Fine‐scale ultralow‐velocity zone structure from high‐frequency seismic array data

Abstract

Variability of core‐mantle boundary (CMB) structure is imaged at the kilometer to tens of kilometers scale by intensive waveform modeling of the ScP phase. Recordings of earthquakes in the Tonga‐Fiji subduction zone from the small‐aperture (10 km), high‐frequency (∼2–4 Hz) Alice Springs Array in central Australia are used to document anomalous ScP waveform variations due to the presence of an ultralow‐velocity zone (ULVZ) at the CMB. These data expand coverage from previous results using the Warramunga Array, which is located slightly to the north, and indicate the existence of a geographically confined ULVZ at the CMB, roughly 100 km in lateral extent, south of New Caledonia and east of Australia.

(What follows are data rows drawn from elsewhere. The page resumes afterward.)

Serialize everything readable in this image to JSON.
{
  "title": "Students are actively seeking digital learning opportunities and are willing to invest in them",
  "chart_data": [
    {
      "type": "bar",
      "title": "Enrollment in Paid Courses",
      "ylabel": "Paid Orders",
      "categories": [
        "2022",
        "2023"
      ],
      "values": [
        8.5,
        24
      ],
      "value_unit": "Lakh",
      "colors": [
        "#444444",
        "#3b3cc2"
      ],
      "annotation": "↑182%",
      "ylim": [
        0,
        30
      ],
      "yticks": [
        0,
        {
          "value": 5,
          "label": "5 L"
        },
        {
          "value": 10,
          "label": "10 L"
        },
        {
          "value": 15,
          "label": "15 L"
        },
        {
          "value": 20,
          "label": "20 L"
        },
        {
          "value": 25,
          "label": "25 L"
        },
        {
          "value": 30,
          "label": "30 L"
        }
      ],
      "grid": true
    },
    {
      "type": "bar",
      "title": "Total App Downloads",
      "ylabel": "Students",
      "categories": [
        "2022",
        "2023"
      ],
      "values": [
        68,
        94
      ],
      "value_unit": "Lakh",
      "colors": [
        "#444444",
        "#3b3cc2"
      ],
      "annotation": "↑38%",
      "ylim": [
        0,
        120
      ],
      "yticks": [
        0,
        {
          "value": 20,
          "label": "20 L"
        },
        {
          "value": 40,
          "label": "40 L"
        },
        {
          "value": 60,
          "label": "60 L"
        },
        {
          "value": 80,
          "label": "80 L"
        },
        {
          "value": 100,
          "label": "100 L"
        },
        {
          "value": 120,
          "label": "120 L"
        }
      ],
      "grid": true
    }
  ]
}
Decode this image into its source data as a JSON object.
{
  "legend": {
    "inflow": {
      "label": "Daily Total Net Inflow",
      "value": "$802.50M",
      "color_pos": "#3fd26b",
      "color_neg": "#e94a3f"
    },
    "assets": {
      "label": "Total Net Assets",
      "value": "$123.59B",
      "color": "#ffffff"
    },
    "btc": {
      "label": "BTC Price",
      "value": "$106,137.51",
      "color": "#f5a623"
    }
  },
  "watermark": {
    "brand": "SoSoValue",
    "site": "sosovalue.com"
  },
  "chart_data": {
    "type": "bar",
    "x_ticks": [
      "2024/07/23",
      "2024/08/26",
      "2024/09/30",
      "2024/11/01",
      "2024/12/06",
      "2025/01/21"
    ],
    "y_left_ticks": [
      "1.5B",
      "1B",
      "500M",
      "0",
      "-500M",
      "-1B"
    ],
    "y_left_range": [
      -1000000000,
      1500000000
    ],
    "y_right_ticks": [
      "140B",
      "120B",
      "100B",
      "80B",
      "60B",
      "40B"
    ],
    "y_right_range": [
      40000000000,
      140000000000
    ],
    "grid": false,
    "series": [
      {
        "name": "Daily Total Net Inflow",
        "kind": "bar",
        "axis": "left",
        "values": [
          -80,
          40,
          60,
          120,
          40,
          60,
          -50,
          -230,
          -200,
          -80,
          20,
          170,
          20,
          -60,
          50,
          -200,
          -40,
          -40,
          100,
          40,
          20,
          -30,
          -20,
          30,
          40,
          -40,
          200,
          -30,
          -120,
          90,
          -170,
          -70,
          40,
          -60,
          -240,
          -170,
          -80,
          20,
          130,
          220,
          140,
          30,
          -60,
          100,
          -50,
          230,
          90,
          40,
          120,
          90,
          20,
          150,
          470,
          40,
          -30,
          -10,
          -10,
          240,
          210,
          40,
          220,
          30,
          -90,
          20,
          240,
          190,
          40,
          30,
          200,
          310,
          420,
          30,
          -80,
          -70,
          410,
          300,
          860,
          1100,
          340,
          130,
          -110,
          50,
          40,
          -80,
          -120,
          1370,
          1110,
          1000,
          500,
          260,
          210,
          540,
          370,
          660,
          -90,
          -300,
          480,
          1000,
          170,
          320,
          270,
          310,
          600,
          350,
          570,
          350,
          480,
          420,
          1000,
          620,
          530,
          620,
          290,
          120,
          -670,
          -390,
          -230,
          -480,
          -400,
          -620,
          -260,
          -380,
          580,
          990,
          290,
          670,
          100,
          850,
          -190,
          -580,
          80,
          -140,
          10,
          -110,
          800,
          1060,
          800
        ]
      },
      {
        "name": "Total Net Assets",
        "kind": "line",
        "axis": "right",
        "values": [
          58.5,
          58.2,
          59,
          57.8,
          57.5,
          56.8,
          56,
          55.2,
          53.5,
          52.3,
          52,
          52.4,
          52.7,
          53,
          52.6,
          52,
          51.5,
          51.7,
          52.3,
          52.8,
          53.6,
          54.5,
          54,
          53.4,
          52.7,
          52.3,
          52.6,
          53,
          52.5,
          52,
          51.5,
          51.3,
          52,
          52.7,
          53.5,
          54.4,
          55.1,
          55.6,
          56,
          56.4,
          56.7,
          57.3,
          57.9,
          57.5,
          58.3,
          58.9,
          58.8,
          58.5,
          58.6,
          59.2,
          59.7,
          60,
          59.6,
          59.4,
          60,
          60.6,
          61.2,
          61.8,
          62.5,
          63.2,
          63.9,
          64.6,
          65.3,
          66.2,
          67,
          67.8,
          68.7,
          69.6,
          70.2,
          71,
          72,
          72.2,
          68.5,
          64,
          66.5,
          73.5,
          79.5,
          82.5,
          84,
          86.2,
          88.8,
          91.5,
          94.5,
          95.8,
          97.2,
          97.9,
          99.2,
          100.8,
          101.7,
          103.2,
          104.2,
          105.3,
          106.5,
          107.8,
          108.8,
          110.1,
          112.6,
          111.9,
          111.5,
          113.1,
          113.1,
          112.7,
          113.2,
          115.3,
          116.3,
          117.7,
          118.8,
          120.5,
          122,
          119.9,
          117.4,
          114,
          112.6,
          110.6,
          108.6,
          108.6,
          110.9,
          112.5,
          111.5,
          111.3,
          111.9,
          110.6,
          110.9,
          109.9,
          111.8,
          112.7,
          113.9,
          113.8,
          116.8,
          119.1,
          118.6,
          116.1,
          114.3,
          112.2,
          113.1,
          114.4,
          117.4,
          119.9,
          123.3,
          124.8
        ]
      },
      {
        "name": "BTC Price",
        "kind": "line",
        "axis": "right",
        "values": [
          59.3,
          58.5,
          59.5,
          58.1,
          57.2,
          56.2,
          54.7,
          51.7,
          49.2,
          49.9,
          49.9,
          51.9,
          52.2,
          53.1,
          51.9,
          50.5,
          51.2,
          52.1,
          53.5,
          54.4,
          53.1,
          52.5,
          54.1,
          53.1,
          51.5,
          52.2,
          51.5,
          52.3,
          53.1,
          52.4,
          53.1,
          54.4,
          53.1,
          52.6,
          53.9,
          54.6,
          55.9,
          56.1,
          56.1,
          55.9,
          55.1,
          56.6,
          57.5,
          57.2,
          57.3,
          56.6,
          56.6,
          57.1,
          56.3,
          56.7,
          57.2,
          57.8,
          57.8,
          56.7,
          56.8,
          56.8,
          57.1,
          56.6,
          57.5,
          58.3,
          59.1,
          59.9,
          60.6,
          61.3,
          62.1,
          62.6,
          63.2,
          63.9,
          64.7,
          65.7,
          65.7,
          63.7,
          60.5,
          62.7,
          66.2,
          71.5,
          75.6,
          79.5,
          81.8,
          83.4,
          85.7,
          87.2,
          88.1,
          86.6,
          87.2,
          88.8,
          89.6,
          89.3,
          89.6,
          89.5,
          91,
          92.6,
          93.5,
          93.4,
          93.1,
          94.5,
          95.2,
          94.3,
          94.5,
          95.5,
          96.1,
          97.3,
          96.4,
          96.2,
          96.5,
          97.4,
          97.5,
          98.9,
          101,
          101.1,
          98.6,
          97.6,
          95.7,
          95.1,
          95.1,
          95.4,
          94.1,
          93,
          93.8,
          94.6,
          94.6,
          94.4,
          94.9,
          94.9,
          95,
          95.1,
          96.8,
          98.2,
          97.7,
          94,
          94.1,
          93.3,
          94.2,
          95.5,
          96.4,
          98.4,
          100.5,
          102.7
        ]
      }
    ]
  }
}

Synthetic modeling indicates seismic velocity reductions of ∼8% and ∼24% for P wave and S waves, respectively, and a well‐constrained density increase of ∼10% in a ∼8.5 km thick layer above the CMB. This ULVZ patch is well explained by an elevated iron content of partially molten mantle material, likely present as divalent oxidized iron in the low spin state: The properties of such an iron‐enriched assemblage are consistent with both an elevated density and bulk modulus of this region, as are dictated from our best fit seismic results. Furthermore, a positive velocity gradient within the ULVZ may be present, which need not be associated with a decrease in melt content within this region but could rather be associated with a shift in the textural distribution of melt within the ULVZ.